Hi I wanted to let you know that the Lord gave me the victory and my unemployment determination was reversed!!! I think its so great what you do here by helping people who have no knowledge of how the unemployment process works. Thank You so much. I received some great information from this page!!!

You are very, very welcome.


Nov 10, 2009
Job performance neglect or inability.
by: Anonymous

Thank you for your response

I read previously that it is easy for an employer to prove that you willfully neglected the job duties if you had been able to do them before, but if you struggled before to do them, does that add weight to your case?


That's true .. it is easier to prove that an employee is "making the choice not to perform if it can be proven they did perform before. The strategy is meant to bury any argument that you were not doing the job due to "inability".

Each persons circumstance is specific to their experience.

Take quotas for instance .. it's possible someone might not attain quotas because they were experiencing personal problems. A failure to perform because of personal problems would not be an easy case to win .. if at all, but what if the quotas were affected by the economy? That's winnable.

Figuring out how to approach good cause whether you need to prove or disprove it is an individual process.

If you have always struggle to do a job it does not necessarily mean it was because of inability .. an employer would argue this with "we provided training .. they understood it then.

Then of course the claimant gives testimony about the length and quality of the training .. etc.

The winner is whoever provides the most weighted testimony and evidence .. according to the judgment of the person hearing all the testimony and evidence.

Nov 10, 2009
Thank You for your response
by: Anonymous

I had been written up about 3 weeks earlier for something that would normally be just a mark down on a monitor.

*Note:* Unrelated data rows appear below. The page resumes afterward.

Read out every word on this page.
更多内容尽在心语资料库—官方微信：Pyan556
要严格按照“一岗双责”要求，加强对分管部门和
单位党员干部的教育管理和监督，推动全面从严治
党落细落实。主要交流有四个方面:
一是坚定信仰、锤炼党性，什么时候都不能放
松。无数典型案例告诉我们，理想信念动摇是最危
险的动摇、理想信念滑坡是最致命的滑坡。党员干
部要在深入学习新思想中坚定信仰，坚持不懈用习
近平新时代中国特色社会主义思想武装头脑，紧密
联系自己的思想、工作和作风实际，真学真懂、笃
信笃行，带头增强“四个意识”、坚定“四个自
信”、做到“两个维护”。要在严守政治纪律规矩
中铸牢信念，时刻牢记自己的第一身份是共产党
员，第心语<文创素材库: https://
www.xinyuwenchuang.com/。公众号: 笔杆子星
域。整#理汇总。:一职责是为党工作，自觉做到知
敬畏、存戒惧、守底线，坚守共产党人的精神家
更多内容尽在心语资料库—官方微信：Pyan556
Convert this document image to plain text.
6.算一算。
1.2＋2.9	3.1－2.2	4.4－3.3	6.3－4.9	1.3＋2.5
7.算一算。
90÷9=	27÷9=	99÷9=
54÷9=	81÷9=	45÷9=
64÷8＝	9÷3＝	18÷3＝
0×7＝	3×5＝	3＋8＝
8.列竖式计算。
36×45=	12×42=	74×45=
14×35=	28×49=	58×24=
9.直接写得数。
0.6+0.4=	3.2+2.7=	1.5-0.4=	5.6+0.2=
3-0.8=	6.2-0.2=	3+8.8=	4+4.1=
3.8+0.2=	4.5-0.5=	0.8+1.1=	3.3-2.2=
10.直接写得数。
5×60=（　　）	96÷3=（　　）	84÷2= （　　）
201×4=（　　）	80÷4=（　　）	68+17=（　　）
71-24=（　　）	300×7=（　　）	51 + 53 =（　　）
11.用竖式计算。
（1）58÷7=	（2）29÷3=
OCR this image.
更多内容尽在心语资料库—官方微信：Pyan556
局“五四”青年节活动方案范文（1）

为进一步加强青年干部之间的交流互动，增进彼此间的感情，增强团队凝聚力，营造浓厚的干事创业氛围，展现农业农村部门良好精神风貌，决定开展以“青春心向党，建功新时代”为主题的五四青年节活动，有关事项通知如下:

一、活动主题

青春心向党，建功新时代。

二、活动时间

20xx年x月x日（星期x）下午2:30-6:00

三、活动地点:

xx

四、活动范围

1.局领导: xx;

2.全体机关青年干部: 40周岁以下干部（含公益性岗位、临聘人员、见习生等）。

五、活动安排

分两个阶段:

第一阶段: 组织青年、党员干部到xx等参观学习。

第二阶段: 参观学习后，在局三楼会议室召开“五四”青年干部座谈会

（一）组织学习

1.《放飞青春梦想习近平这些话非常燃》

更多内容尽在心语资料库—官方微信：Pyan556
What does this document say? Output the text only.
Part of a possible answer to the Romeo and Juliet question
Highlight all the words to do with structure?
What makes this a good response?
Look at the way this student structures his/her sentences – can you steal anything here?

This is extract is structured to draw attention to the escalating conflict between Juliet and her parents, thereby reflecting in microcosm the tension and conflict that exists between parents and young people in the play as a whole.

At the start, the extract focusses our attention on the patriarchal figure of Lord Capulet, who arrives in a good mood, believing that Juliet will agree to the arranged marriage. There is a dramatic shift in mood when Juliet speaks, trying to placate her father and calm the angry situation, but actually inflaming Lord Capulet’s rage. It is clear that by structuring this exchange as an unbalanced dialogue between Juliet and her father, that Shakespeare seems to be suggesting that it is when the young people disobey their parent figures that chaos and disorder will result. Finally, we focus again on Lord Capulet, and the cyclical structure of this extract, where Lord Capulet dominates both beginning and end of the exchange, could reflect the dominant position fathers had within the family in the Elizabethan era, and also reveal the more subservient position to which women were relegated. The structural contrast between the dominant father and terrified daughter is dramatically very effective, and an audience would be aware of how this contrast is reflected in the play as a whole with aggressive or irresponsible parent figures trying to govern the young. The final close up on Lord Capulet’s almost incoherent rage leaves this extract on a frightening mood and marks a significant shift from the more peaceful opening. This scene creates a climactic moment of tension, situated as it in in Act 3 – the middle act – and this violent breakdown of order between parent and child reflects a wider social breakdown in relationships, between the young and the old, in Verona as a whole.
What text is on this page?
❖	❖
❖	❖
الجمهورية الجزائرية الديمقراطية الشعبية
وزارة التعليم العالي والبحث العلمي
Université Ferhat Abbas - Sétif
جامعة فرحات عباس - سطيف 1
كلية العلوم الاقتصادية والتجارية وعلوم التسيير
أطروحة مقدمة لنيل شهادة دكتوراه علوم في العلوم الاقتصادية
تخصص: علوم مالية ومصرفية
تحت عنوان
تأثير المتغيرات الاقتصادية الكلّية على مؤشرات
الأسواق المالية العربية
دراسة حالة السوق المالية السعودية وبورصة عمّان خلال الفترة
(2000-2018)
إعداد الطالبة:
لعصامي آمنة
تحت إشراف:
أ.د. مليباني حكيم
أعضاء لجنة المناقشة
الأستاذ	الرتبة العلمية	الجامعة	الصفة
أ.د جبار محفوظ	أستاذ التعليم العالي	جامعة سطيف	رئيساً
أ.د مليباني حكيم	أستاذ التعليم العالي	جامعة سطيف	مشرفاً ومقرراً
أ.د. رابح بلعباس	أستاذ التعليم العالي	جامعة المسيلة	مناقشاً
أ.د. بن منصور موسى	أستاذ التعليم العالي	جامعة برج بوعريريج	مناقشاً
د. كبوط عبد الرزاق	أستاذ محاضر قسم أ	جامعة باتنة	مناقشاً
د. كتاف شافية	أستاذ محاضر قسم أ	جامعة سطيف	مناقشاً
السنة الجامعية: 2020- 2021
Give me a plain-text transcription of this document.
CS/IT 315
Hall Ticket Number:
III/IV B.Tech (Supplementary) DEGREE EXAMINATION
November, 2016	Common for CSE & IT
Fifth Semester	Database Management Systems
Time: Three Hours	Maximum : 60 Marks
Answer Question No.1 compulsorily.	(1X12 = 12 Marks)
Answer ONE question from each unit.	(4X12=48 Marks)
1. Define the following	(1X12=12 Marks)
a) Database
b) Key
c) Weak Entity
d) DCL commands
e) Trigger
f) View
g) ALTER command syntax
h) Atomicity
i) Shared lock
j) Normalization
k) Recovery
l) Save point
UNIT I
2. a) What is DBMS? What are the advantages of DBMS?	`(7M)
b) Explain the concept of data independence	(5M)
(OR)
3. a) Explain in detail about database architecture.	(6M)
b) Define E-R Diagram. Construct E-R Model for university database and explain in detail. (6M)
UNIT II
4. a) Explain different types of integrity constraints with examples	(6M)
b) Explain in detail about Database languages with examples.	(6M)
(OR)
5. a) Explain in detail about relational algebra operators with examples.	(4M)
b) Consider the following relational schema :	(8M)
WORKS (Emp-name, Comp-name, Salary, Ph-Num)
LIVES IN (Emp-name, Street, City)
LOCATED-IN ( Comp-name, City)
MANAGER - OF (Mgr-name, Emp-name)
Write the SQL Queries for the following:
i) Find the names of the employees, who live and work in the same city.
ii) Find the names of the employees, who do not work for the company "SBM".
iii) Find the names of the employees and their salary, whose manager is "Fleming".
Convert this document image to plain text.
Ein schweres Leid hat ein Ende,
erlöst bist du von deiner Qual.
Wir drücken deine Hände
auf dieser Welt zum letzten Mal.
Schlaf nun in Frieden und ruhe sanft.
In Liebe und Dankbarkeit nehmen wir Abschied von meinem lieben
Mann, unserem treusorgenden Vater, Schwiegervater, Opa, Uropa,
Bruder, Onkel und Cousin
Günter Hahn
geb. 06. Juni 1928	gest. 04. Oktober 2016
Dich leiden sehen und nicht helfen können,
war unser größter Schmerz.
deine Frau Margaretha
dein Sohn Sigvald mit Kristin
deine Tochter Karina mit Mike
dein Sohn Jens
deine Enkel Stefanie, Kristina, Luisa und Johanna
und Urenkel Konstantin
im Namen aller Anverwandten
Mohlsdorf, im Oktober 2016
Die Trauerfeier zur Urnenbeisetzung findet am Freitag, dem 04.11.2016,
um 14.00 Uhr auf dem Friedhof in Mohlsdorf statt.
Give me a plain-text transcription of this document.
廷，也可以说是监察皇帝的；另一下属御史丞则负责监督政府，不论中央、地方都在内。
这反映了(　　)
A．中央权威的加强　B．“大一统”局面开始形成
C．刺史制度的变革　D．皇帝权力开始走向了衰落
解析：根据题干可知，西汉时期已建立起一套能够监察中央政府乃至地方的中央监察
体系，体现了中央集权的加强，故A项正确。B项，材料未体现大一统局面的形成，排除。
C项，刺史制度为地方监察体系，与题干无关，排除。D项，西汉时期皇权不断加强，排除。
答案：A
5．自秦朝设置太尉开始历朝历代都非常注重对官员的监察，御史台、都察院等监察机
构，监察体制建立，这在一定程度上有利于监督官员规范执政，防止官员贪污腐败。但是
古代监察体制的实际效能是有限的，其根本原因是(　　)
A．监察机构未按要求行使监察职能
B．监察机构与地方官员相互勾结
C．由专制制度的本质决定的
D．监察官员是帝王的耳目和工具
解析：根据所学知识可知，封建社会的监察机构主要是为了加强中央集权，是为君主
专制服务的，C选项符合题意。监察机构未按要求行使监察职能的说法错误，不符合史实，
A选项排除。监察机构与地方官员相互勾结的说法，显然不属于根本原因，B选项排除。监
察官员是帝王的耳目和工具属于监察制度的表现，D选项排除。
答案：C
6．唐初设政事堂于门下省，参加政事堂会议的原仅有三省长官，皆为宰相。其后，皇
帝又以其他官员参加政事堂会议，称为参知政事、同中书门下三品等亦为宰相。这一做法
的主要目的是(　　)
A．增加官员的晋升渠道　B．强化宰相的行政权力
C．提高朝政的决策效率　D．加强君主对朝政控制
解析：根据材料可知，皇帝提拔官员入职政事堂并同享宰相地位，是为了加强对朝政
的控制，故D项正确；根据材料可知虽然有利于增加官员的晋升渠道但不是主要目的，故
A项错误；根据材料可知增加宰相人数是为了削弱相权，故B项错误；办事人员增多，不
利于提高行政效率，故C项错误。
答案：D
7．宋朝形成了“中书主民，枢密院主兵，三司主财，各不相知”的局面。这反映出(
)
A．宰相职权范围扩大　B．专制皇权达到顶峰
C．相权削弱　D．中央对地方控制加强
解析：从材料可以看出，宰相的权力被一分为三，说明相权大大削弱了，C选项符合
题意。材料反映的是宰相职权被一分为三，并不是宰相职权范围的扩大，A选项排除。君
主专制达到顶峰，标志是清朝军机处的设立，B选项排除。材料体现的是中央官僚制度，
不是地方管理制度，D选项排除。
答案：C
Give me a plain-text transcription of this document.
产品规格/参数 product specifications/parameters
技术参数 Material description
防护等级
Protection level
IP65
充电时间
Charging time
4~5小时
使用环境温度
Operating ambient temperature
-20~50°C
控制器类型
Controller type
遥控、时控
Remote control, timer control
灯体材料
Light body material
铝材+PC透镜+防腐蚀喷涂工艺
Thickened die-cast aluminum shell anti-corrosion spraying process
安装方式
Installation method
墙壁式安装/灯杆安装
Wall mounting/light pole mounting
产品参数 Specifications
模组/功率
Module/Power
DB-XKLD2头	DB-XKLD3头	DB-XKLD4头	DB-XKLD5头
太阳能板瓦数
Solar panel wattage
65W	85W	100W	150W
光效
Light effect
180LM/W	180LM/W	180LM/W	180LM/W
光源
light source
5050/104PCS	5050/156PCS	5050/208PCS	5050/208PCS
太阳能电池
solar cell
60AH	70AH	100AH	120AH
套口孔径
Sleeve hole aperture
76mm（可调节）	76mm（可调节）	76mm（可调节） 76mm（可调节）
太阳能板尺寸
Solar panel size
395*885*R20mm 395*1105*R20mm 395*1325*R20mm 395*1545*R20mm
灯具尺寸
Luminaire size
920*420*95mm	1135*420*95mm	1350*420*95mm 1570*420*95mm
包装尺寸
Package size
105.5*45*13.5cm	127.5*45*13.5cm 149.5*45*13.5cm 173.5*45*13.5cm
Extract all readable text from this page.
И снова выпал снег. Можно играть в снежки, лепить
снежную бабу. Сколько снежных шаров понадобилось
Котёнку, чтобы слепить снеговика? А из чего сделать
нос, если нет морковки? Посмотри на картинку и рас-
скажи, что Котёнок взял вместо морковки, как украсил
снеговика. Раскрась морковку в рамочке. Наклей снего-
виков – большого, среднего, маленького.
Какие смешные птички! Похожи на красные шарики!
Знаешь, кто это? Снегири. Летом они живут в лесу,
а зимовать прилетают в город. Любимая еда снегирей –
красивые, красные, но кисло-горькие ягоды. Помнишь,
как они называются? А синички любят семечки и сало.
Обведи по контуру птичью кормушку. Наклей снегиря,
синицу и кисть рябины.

So I disputed the write-up. I was not written up for any other "rule" violations, and the call avoidance guidelines are very vague. They do not include what I was fired for, they include things like hanging up on customers and putting the system in 'not ready', but the list says that it is not comprehensive. I have never received a comprehensive list although I requested it months ago. It seems that those vague guidelines allow the employer to fire you for almost anything and call it call avoidance.